Vu les pièces du dossier, la cour considère :
E n f a i t :
1.A.Z. et B.Z.________ sont copropriétaires, à raison d’une
demie chacun, du bien-fonds inscrit sous feuillet RF n° [...], fo [...] du plan,
sis au lieu-dit « [...] », [...], à U.. L’entier de la parcelle est grevé
d’un droit de gage immobilier consistant dans une cédule hypothécaire en
premier rang de 750'000 fr., inscrite le 2 août 2005 et dont le créancier au
porteur est la Banque N. pour 756'847 fr. 25, valeur au 7 avril
- L’immeuble n’est plus occupé par A.Z., mais par B.Z.

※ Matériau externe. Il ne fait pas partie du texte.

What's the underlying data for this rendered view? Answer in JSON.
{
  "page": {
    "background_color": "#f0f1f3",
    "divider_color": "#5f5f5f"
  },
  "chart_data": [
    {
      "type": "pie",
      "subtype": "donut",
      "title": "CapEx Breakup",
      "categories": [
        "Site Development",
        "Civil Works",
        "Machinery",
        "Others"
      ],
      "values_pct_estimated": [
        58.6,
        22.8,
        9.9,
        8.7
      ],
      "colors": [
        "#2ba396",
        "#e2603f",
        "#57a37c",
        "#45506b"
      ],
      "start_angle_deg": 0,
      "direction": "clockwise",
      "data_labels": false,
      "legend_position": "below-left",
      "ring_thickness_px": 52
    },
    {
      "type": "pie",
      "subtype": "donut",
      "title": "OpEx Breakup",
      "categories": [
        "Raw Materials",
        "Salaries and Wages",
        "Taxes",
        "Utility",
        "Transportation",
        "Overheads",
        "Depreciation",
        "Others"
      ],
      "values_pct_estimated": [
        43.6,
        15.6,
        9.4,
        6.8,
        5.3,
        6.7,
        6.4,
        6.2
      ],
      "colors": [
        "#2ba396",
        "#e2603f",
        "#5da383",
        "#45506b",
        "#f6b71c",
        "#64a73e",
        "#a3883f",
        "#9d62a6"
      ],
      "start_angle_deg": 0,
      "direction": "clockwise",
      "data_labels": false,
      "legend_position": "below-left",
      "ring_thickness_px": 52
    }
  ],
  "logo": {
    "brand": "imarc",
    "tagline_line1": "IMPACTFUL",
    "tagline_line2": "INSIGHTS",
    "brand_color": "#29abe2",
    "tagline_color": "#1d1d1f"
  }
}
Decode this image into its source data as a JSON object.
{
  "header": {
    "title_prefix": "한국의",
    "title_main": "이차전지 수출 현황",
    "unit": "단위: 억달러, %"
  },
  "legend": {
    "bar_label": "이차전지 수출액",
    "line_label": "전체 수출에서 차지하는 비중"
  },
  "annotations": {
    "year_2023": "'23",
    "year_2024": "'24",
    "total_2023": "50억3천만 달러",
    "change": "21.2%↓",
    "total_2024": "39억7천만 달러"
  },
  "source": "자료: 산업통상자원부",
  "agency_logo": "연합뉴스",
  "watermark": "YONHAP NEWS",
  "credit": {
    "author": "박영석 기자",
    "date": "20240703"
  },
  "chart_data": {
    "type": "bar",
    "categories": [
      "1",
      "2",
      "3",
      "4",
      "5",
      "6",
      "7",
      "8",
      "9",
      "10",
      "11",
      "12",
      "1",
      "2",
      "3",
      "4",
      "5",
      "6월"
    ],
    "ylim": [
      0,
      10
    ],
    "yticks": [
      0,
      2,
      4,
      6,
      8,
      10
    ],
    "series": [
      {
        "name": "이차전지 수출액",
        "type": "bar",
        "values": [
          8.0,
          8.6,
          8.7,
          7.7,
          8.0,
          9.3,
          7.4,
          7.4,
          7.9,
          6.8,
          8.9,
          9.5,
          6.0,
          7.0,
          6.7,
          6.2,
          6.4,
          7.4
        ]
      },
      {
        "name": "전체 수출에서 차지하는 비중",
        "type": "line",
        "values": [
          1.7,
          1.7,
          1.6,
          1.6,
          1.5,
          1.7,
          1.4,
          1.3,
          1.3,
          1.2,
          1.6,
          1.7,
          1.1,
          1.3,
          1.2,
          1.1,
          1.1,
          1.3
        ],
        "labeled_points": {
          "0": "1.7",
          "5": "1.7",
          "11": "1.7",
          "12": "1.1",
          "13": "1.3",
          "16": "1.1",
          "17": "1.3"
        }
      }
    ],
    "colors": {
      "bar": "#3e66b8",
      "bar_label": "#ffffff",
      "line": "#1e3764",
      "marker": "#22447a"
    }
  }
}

et leurs enfants communs. En 2016 la Banque N.________ a estimé
l’immeuble entier à 1'240'000 francs.
Dans le cadre de l’exécution de saisies requises par divers
créanciers à l’encontre de A.Z., l’Office des poursuites du district
de Lausanne (ci-après : l’Office) a saisi la part de copropriété de celui-ci.
La part de copropriété d’une demi de B.Z. ne fait pas
l’objet d’une procédure de saisie ni d’une procédure en réalisation de
gage.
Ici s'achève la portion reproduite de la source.